The Tribunal concluded that this clear advice was not acted upon by Ms McCracken’s employers within a reasonable timeframe.
There was a further series of meetings in 2011 and, on January 26 2012, Ms McCracken’s DEL Disablement Adviser was given the clear impression that Ms McCracken’s request for a reasonable adjustment to enable her to continue working in her employment had been refused.
After a further meeting on February 2 at which Ms McCracken was told in person that her employment was terminated, she initiated a grievance.
It was September 2012 before she was able to return to work and the final adjustments which the Tribunal considered to be reasonable, regarding the wards and the hours within which she could work, were not made until December 2012.
The Tribunal concluded that “from August 22 2011, the Trust was under a duty to properly, that is promptly, consider Ms McCracken’s request for a reasonable adjustment to enable her to return to work at Holywell”.
The Tribunal found that as the Trust ultimately, in December 2012, put a reasonable adjustment in place, it did not directly discriminate against Ms McCracken on grounds of her disability.
It went on to state, however, that the Trust “did fail in its duty to put a reasonable adjustment in place by delaying that process and the reasonable adjustment could and should have been in place by no later than January 26 2012”.
The Tribunal found that the trust “had considerable resources at its beck and call with which to reach a reasoned decision within a reasonable timeframe. In the unanimous opinion of the Tribunal, it did not do so”.

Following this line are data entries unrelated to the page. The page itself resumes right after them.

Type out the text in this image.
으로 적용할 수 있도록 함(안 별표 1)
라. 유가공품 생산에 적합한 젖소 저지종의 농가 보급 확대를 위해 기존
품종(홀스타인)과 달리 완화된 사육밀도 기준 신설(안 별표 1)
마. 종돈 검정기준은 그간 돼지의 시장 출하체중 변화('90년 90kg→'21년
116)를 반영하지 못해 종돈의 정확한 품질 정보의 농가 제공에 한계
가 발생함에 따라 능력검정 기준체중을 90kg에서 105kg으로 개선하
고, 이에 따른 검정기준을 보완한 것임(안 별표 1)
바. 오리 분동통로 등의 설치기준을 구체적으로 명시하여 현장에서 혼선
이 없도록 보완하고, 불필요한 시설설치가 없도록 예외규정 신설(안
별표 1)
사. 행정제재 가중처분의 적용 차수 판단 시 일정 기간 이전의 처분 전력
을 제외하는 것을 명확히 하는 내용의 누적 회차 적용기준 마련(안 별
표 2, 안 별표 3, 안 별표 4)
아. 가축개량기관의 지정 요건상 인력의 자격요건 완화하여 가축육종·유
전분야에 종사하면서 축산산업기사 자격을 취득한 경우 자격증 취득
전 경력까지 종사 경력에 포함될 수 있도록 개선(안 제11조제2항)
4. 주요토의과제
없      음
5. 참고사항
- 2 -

The award of £16,684 covered financial loss from January 26 to August 2 2012 and included £6,419 for “injury to feelings as a result of the unwarranted delay” which was increased by a further 10 per cent because the Trust failed to comply with the Labour Relations Agency Code in relation to the grievance procedure.

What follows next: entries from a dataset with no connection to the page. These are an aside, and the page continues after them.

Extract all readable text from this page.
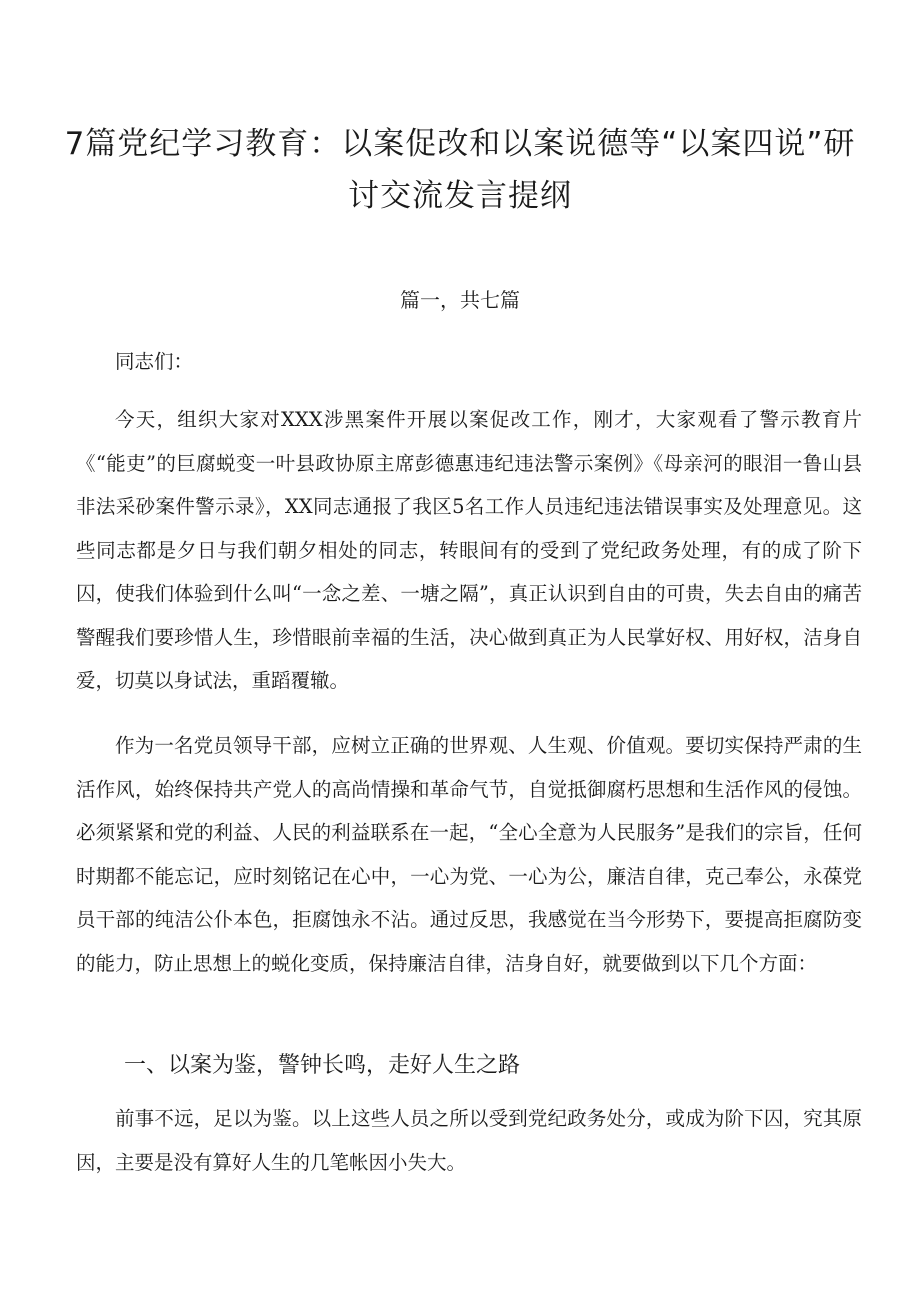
7篇党纪学习教育：以案促改和以案说德等“以案四说”研讨交流发言提纲

篇一，共七篇

同志们：

今天，组织大家对XXX涉黑案件开展以案促改工作，刚才，大家观看了警示教育片《“能吏”的巨腐蜕变一叶县政协原主席彭德惠违纪违法警示案例》《母亲河的眼泪一鲁山县非法采砂案件警示录》，XX同志通报了我区5名工作人员违纪违法错误事实及处理意见。这些同志都是夕日与我们朝夕相处的同志，转眼间有的受到了党纪政务处理，有的成了阶下囚，使我们体验到什么叫“一念之差、一塘之隔”，真正认识到自由的可贵，失去自由的痛苦警醒我们要珍惜人生，珍惜眼前幸福的生活，决心做到真正为人民掌好权、用好权，洁身自爱，切莫以身试法，重蹈覆辙。

作为一名党员领导干部，应树立正确的世界观、人生观、价值观。要切实保持严肃的生活作风，始终保持共产党人的高尚情操和革命气节，自觉抵御腐朽思想和生活作风的侵蚀。必须紧紧和党的利益、人民的利益联系在一起，“全心全意为人民服务”是我们的宗旨，任何时期都不能忘记，应时刻铭记在心中，一心为党、一心为公，廉洁自律，克己奉公，永葆党员干部的纯洁公仆本色，拒腐蚀永不沾。通过反思，我感觉在当今形势下，要提高拒腐防变的能力，防止思想上的蜕化变质，保持廉洁自律，洁身自好，就要做到以下几个方面：

一、以案为鉴，警钟长鸣，走好人生之路

前事不远，足以为鉴。以上这些人员之所以受到党纪政务处分，或成为阶下囚，究其原因，主要是没有算好人生的几笔帐因小失大。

Ms McCracken said: “I am glad to be back at work and that I have been able to get my life back on track.
“That period where my eyesight was deteriorating was extremely difficult for me, I was also coping with a new baby and a toddler.
“The delays I encountered when trying to get a reasonable adjustment to allow me to get back to work made it even more stressful, and being informed that my employment was being terminated caused me a lot of distress.

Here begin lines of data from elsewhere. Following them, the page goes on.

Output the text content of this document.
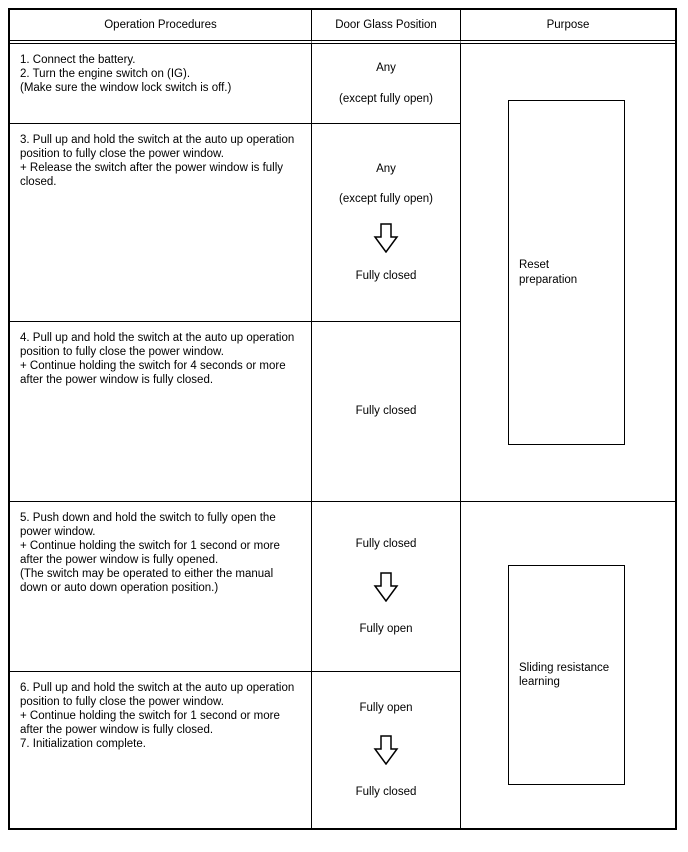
Operation Procedures	Door Glass Position	Purpose

1. Connect the battery.

2. Turn the engine switch on (IG).

(Make sure the window lock switch is off.)

Any
(except fully open)

3. Pull up and hold the switch at the auto up operation position to fully close the power window.

+ Release the switch after the power window is fully closed.

Any
(except fully open)
Fully closed

4. Pull up and hold the switch at the auto up operation position to fully close the power window.

+ Continue holding the switch for 4 seconds or more after the power window is fully closed.

Fully closed

5. Push down and hold the switch to fully open the power window.

+ Continue holding the switch for 1 second or more after the power window is fully opened.

(The switch may be operated to either the manual down or auto down operation position.)

Fully closed
Fully open

6. Pull up and hold the switch at the auto up operation position to fully close the power window.

+ Continue holding the switch for 1 second or more after the power window is fully closed.

7. Initialization complete.

Fully open
Fully closed
Reset preparation
Sliding resistance learning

“I hope that the message of this decision is heeded by other employers, so that no-one else has to go through the same long-drawn-out process that I had.”
Anne McKernan, Director of Legal Services for the Equality Commission, said: “This case highlights the importance to employers of responding to requests for reasonable adjustments, not just in the terms of changes made, but promptly.
“Angela McCracken is, as the Tribunal has clearly stated, an experienced health service worker facing a significant medical condition with courage, who wanted to continue to work.
“The Tribunal found that, in dealing with her, the Trust lacked any degree of focus or urgency and allowed its own considerations and its own lack of organisation to far outweigh the personal impact its actions were having on her.
“My advice to employers is contained in a sentence from the Tribunal’s decision: ‘It is absolutely crucial that any employer in these circumstances should move quickly’.”